I would recommend adding this line: ITensors.disable_warn_order()
The part about “fuse” are basically different optimizations of the code, trying to perform the tensor operations in different ways by merging indices together or not. You can safely ignore most of that code if you are just trying to do a quick exact diagonalization (ED) calculation. On the other hand, if you are trying to push to a very large calculation, you may want to experiment with enabling different branches of that if statement to see which setting (such as trying fuse=true or fuse=false) gives you better performance.
I see! I just tried with a small testing case, a tight-binding model for L=6 sites. But the result looks a little strange… I got lots of eigenvalues while I only expect 6… Is there anything I did wrong in the code?
using ITensors
let
N=6
s=siteinds("Electron",N;conserve_qns=true)
os = OpSum()
for j in 1:(N - 1)
os += -1, "Cdagup", j, "Cup", j + 1
os += -1, "Cdagup", j + 1, "Cup", j
end
cb=combiner(dag(s)...)
cbp=combiner(s'...)
H = prod(MPO(os, s))*cb*cbp
E,V=eigen(H,combinedind(cb),combinedind(cbp))
@show sort(array(real(diag(E))))
end
Sorry, but we cannot take requests from users to debug their codes for them. Please try running your code on different examples, printing out various quantities, etc to check what the code is doing and what might be the issue.
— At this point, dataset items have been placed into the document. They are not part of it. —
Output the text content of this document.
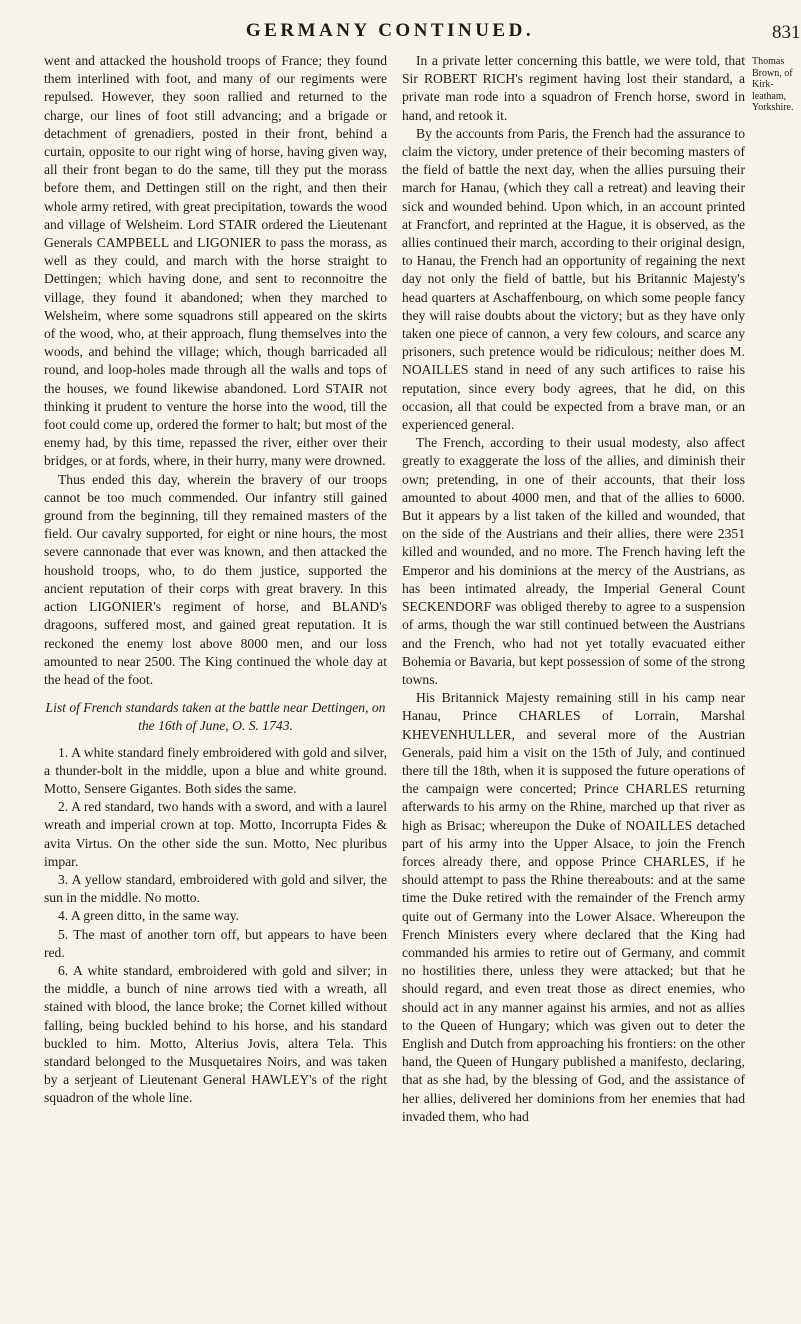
GERMANY CONTINUED.	831

went and attacked the houshold troops of France; they found them interlined with foot, and many of our regiments were repulsed. However, they soon rallied and returned to the charge, our lines of foot still advancing; and a brigade or detachment of grenadiers, posted in their front, behind a curtain, opposite to our right wing of horse, having given way, all their front began to do the same, till they put the morass before them, and Dettingen still on the right, and then their whole army retired, with great precipitation, towards the wood and village of Welsheim. Lord STAIR ordered the Lieutenant Generals CAMPBELL and LIGONIER to pass the morass, as well as they could, and march with the horse straight to Dettingen; which having done, and sent to reconnoitre the village, they found it abandoned; when they marched to Welsheim, where some squadrons still appeared on the skirts of the wood, who, at their approach, flung themselves into the woods, and behind the village; which, though barricaded all round, and loop-holes made through all the walls and tops of the houses, we found likewise abandoned. Lord STAIR not thinking it prudent to venture the horse into the wood, till the foot could come up, ordered the former to halt; but most of the enemy had, by this time, repassed the river, either over their bridges, or at fords, where, in their hurry, many were drowned.

Thus ended this day, wherein the bravery of our troops cannot be too much commended. Our infantry still gained ground from the beginning, till they remained masters of the field. Our cavalry supported, for eight or nine hours, the most severe cannonade that ever was known, and then attacked the houshold troops, who, to do them justice, supported the ancient reputation of their corps with great bravery. In this action LIGONIER's regiment of horse, and BLAND's dragoons, suffered most, and gained great reputation. It is reckoned the enemy lost above 8000 men, and our loss amounted to near 2500. The King continued the whole day at the head of the foot.

List of French standards taken at the battle near Dettingen, on the 16th of June, O. S. 1743.

1. A white standard finely embroidered with gold and silver, a thunder-bolt in the middle, upon a blue and white ground. Motto, Sensere Gigantes. Both sides the same.

2. A red standard, two hands with a sword, and with a laurel wreath and imperial crown at top. Motto, Incorrupta Fides & avita Virtus. On the other side the sun. Motto, Nec pluribus impar.

3. A yellow standard, embroidered with gold and silver, the sun in the middle. No motto.

4. A green ditto, in the same way.

5. The mast of another torn off, but appears to have been red.

6. A white standard, embroidered with gold and silver; in the middle, a bunch of nine arrows tied with a wreath, all stained with blood, the lance broke; the Cornet killed without falling, being buckled behind to his horse, and his standard buckled to him. Motto, Alterius Jovis, altera Tela. This standard belonged to the Musquetaires Noirs, and was taken by a serjeant of Lieutenant General HAWLEY's of the right squadron of the whole line.

In a private letter concerning this battle, we were told, that Sir ROBERT RICH's regiment having lost their standard, a private man rode into a squadron of French horse, sword in hand, and retook it.

By the accounts from Paris, the French had the assurance to claim the victory, under pretence of their becoming masters of the field of battle the next day, when the allies pursuing their march for Hanau, (which they call a retreat) and leaving their sick and wounded behind. Upon which, in an account printed at Francfort, and reprinted at the Hague, it is observed, as the allies continued their march, according to their original design, to Hanau, the French had an opportunity of regaining the next day not only the field of battle, but his Britannic Majesty's head quarters at Aschaffenbourg, on which some people fancy they will raise doubts about the victory; but as they have only taken one piece of cannon, a very few colours, and scarce any prisoners, such pretence would be ridiculous; neither does M. NOAILLES stand in need of any such artifices to raise his reputation, since every body agrees, that he did, on this occasion, all that could be expected from a brave man, or an experienced general.

The French, according to their usual modesty, also affect greatly to exaggerate the loss of the allies, and diminish their own; pretending, in one of their accounts, that their loss amounted to about 4000 men, and that of the allies to 6000. But it appears by a list taken of the killed and wounded, that on the side of the Austrians and their allies, there were 2351 killed and wounded, and no more. The French having left the Emperor and his dominions at the mercy of the Austrians, as has been intimated already, the Imperial General Count SECKENDORF was obliged thereby to agree to a suspension of arms, though the war still continued between the Austrians and the French, who had not yet totally evacuated either Bohemia or Bavaria, but kept possession of some of the strong towns.

His Britannick Majesty remaining still in his camp near Hanau, Prince CHARLES of Lorrain, Marshal KHEVENHULLER, and several more of the Austrian Generals, paid him a visit on the 15th of July, and continued there till the 18th, when it is supposed the future operations of the campaign were concerted; Prince CHARLES returning afterwards to his army on the Rhine, marched up that river as high as Brisac; whereupon the Duke of NOAILLES detached part of his army into the Upper Alsace, to join the French forces already there, and oppose Prince CHARLES, if he should attempt to pass the Rhine thereabouts: and at the same time the Duke retired with the remainder of the French army quite out of Germany into the Lower Alsace. Whereupon the French Ministers every where declared that the King had commanded his armies to retire out of Germany, and commit no hostilities there, unless they were attacked; but that he should regard, and even treat those as direct enemies, who should act in any manner against his armies, and not as allies to the Queen of Hungary; which was given out to deter the English and Dutch from approaching his frontiers: on the other hand, the Queen of Hungary published a manifesto, declaring, that as she had, by the blessing of God, and the assistance of her allies, delivered her dominions from her enemies that had invaded them, who had

Thomas
Brown, of
Kirk-
leatham,
Yorkshire.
Yes, sorry I was thinking of a single particle spectrum, then fill in noninteracting electrons to the energy level etc., thanks for remindering me and the link!
Thanks for reminding me this! I’ve one more quick question, just wondering what’s the purpose of cb and cbp? Because in my previous calculation, I usually just define sites, then set H=MPO(ampo, sites), then doing dmrg, I haven’t used combiner of dag(sites) or site’ (also not sure what’s difference between dag(s) and s’…), and the prod of H etc, I’m curious if these are needed for doing ED or I’ve missed some regular setting up steps in dmrg also? Thank you!
cb=combiner(dag(s)...)
cbp=combiner(s'...)
H = prod(MPO(os, s))*cb*cbp
Jan can give his reasons for the cb and cbp combiners in his code, which is really nice and simple, but there could be multiple reasons for introducing these in the context of an ED calculation.
The simplest one would be to map the Hamiltonian to an actual matrix (2 index tensor) so that matrix operations like eigen are easier to do and to reason about, even though ITensor itself lets you call eigen on whole tensors.
The deeper reason is that it could make the code perform better (run faster) because Hamiltonians typically are very sparse and by combining the indices, the various small, sparse blocks can be combined together into larger dense blocks, making certain low-level matrix operations perform better. More specialized ED codes (ITensor itself is not so specialized for ED) would directly take advantage of the sparse structure of the Hamiltonian without needing to combine blocks togther. I think in the end one would have to try both approaches (sparse oriented approach versus blocking approach) to see which one performs the best in which regimes (i.e. for large and small problems with different amounts of symmetry etc.).
Yes the combiners are not essential. Under the hood H is stored in symmetry adapted blocks. For the 4^6 Hilbert space in the example, with combiners you get 35 non-zero blocks, and the eigen routine takes 0.25 sec on my machine. Without the combiners you get 10240 non-zero blocks and the eigen routine takes 0.81 sec.